IRIS LEÓN ANTOLÍN | Fotografía: Wikipedia
Estados Unidos, 1899. Un año marcado por muchos acontecimientos, pero en este caso hablaremos de uno en particular. La huelga de los repartidores de periódicos fue un hecho histórico que marcó un punto de inflexión en la prensa escrita a finales del siglo XIX. Grandes figuras del periodismo como Joseph Pulitzer o Randolph Hearst estuvieron inmiscuidos en ello.
Estos niños que se proclamaron en huelga plantearon un gran interrogante en la sociedad de aquel entonces. ¿Si no hay nadie que lleve los periódicos a las personas, cómo se van a enterar de lo que ocurre en el mundo? Ahora no es un problema, pero en ese entonces que no había prensa digital ni redes sociales para informarse, esta huelga causó un problema importante.
Primero de todo vamos a ver las causas. A finales del siglo XIX, los magnates que controlaban el negocio de la prensa eran Pulitzer (creador del premio Pulitzer de la Universidad de Columbia) y Hearst. Para que los periódicos llegaran a las personas y el negocio del periodismo funcionara, ambos pagaban a niños pobres para que repartieran los periódicos durante la tarde y la noche, ya que había varias tiradas de periódicos durante el día para actualizar las noticias.

Ellos compraban los periódicos a 50 centavos y los vendían a un 1 centavo, y ellos ganaban medio centavo por cada ejemplar vendido. Pero, un día los magnates decidieron subir el precio, lo que provocaba que los repartidores pasaran de ganar poco a no ganar nada. Por lo tanto, varios grupos de niños de Nueva York comenzaron una guerra contra el World y el Journal. Se manifestaron durante dos semanas y lograron paralizar la circulación de los periódicos y reducir sus ventas.

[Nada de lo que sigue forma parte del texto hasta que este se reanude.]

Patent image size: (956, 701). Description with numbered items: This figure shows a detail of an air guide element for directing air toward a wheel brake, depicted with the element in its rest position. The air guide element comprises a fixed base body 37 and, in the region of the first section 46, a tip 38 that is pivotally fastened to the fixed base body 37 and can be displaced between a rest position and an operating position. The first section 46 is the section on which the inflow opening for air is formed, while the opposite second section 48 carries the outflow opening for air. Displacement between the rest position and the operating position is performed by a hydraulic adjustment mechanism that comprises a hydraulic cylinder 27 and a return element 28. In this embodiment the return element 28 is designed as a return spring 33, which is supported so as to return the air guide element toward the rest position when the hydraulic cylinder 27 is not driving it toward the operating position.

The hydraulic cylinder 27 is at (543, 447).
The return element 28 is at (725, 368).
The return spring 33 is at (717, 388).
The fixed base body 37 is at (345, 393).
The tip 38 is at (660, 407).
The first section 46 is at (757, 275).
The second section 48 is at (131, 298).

Tras sucesivos altercados, se llegó a un acuerdo con Pulitzer, a quien más había afectado la huelga. El trato consistió en ofrecer sueldos completos a los repartidores y así no bajar el precio del periódico (que subió por la guerra con España). Mencionar que antes de esta huelga, conocida en inglés como newsboys strike, hubo otras que la precedieron (1886, 1887 y 1889).

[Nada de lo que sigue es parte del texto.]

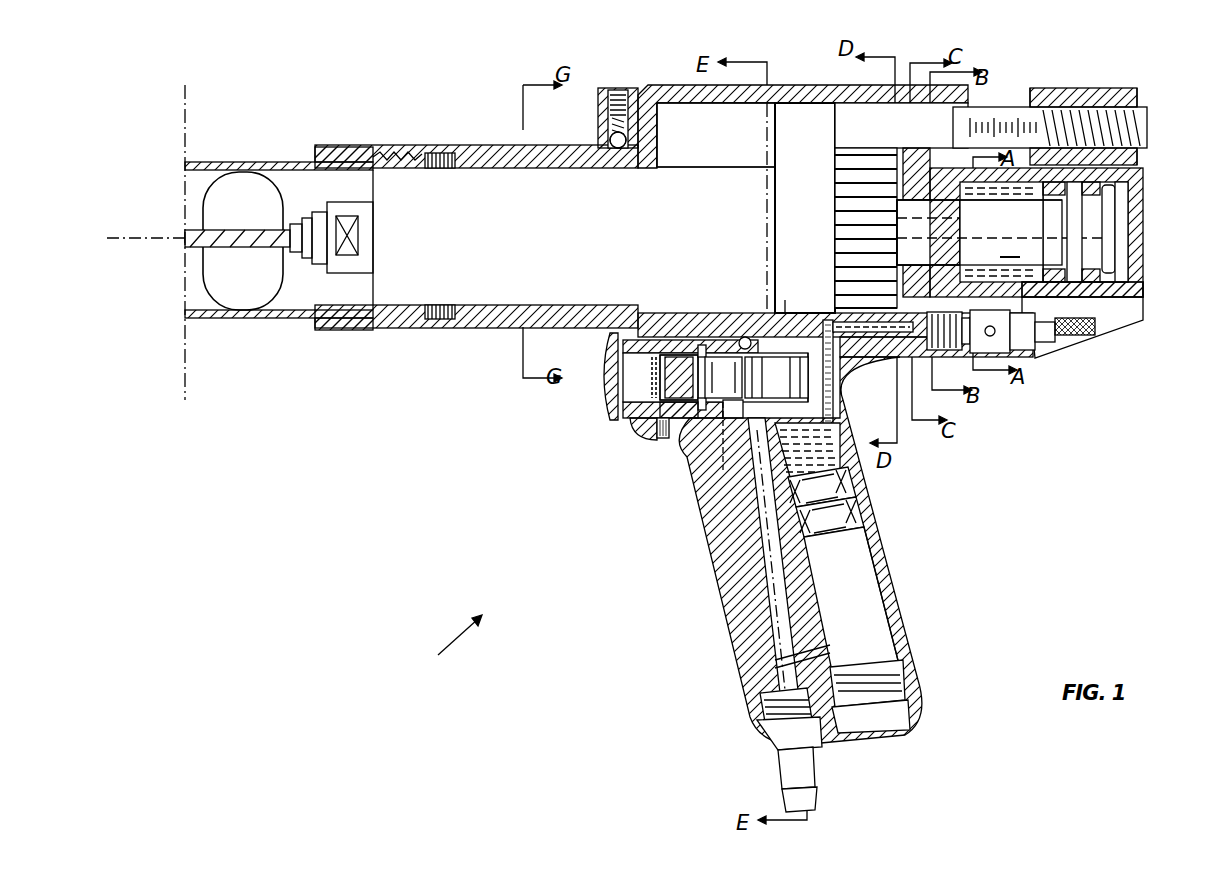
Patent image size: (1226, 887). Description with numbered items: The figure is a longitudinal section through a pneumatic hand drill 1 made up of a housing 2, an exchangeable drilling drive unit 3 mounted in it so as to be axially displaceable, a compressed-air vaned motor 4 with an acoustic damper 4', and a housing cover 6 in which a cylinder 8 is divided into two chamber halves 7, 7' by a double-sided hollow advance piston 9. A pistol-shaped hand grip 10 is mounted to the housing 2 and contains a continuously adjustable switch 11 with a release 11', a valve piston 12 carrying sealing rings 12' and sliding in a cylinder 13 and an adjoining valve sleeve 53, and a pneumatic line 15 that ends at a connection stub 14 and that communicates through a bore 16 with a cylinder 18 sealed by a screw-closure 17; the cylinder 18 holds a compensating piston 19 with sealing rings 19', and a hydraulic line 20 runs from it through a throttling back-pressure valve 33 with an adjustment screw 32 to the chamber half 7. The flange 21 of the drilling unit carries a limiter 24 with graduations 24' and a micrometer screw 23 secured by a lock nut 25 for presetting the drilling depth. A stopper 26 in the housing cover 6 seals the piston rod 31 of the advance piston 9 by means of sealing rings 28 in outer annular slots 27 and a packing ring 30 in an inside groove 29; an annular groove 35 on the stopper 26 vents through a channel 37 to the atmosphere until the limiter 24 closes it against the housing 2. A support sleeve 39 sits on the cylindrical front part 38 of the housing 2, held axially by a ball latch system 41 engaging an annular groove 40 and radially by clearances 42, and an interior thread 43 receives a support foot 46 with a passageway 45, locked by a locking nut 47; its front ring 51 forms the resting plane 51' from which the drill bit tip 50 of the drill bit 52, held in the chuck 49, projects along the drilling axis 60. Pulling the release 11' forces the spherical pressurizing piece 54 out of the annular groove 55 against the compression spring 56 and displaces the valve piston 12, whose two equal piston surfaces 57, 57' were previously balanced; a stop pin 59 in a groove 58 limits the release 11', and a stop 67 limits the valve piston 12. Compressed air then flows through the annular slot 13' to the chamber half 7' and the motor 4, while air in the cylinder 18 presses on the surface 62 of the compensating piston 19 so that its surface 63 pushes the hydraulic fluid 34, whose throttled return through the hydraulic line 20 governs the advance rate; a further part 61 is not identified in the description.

The hand drill 1 is at (450, 644).
The housing 2 is at (668, 85).
The exchangeable drilling drive unit 3 is at (700, 180).
The compressed-air vaned motor 4 is at (716, 135).
The acoustic damper 4' is at (848, 173).
The housing cover 6 is at (1138, 190).
The chamber half 7 is at (1082, 298).
The chamber half 7' is at (1147, 244).
The cylinder 8 is at (1142, 175).
The advance piston 9 is at (1098, 260).
The hand grip 10 is at (720, 607).
The continuously adjustable switch 11 is at (683, 393).
The release 11' is at (586, 376).
The valve piston 12 is at (776, 377).
The sealing rings 12' is at (680, 337).
The cylinder 13 is at (790, 299).
The annular slot 13' is at (717, 335).
The connection stub 14 is at (782, 770).
The pneumatic line 15 is at (770, 655).
The bore 16 is at (820, 680).
The screw-closure 17 is at (905, 674).
The cylinder 18 is at (870, 603).
The compensating piston 19 is at (857, 522).
The sealing rings 19' is at (861, 495).
The hydraulic line 20 is at (826, 330).
The flange 21 is at (806, 112).
The micrometer screw 23 is at (1005, 118).
The limiter 24 is at (1083, 103).
The graduations 24' is at (1049, 69).
The lock nut 25 is at (1138, 95).
The stopper 26 is at (968, 232).
The outer annular slots 27 is at (950, 185).
The sealing rings 28 is at (866, 135).
The inside groove 29 is at (1008, 232).
The packing ring 30 is at (1009, 222).
The piston rod 31 is at (1007, 255).
The adjustment screw 32 is at (1097, 330).
The throttling back-pressure valve 33 is at (1035, 345).
The hydraulic fluid 34 is at (862, 456).
The annular groove 35 is at (928, 233).
The channel 37 is at (1001, 232).
The cylindrical front part 38 is at (500, 320).
The support sleeve 39 is at (490, 150).
The annular groove 40 is at (620, 148).
The ball notch or latch system 41 is at (598, 110).
The clearances 42 is at (615, 168).
The thread 43 is at (440, 154).
The passageway 45 is at (242, 182).
The support foot 46 is at (300, 319).
The locking nut 47 is at (327, 148).
The chuck 49 is at (360, 244).
The drill bit tip 50 is at (186, 241).
The front ring 51 is at (251, 239).
The resting plane 51' is at (152, 242).
The drill bit 52 is at (240, 246).
The valve sleeve 53 is at (720, 420).
The spherical pressurizing piece 54 is at (622, 340).
The annular groove 55 is at (624, 340).
The compression spring 56 is at (655, 355).
The piston surface 57 is at (759, 413).
The piston surface 57' is at (672, 449).
The groove 58 is at (640, 420).
The stop pin 59 is at (660, 440).
The drilling axis 60 is at (115, 252).
The valve disk 61 is at (1115, 262).
The surface 62 is at (840, 545).
The surface 63 is at (828, 443).
The stop 67 is at (745, 337).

Gracias a este acontecimiento se comenzaron a crear leyes para regular el trabajo infantil y los derechos a los niños. Además, inspiró otras huelgas a principios del siglo XX. Fue tal su impacto que inspiró la película musical hecha por Disney, llamada Newsies y en 2012, Broadway estrenó un musical inspirado en los hechos. Asimismo, tras casi dos siglos de este hecho, estos niños nos dejaron un gran legado y enseñanza: nunca te dejes pisotear por nadie y lucha por lo que crees.